Dans la seconde moitié des années 1860, il s’intéresse plus particulièrement aux recherches concernant le pétrole et les « huiles minérales ». En 1865, il présente une communication à la Société des ingénieurs civils sur « le gisement de pétrole des Karpathes » [20]. Il est l’auteur de plusieurs articles dans la Revue des deux mondes sur le pétrole [21]. Avec l’appui du chimiste Sainte-Claire Deville, il est chargé de missions de recherches sur les gisements pétroliers et sur les usages du pétrole [22]. Il est très attentif à ce qui se passe aux États-Unis où il effectue plusieurs séjours ; selon plusieurs sources, il se fait naturaliser américain [23]. Il est impressionné par les potentialités de ce pays neuf.
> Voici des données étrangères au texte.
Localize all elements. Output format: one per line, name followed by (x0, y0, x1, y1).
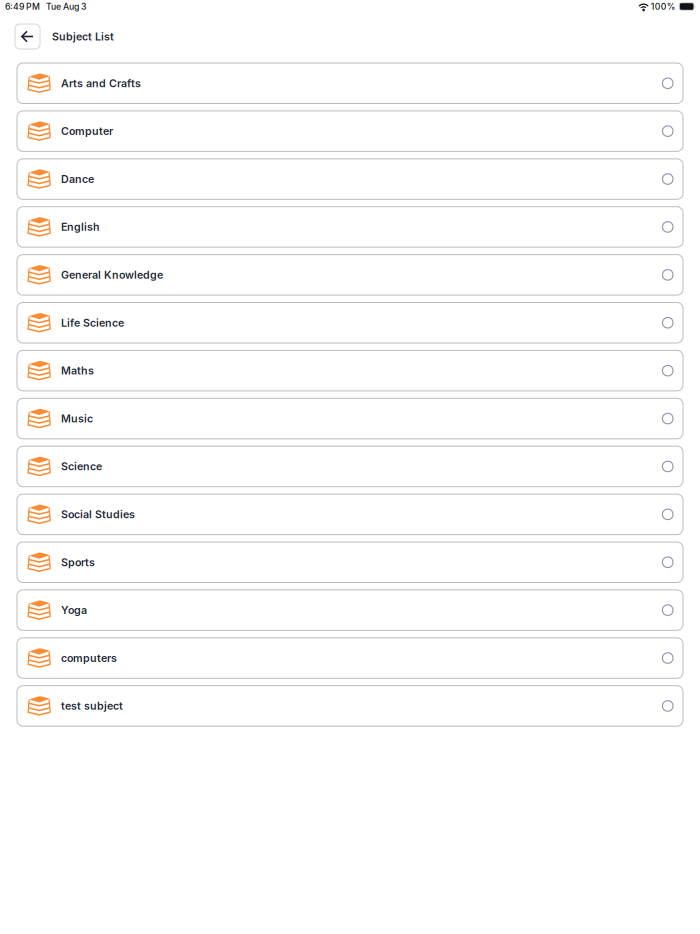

En 1866 :

je dus faire un long voyage en Amérique du Nord, où il me fut donné d’observer, sur des proportions qui m’étaient inconnues, le double travail de la Nature et de l’Homme [24].

Il y retourne en 1870 afin d’étudier les ressources et les exploitations pétrolifères. Au cours de ce voyage, il est victime « d’une maladie presque foudroyante » [25]. Il meurt « dans une maison de santé » à New York, précise le quotidien Le Temps, selon lequel « la science et la démocratie française viennent de faire une véritable perte » [26].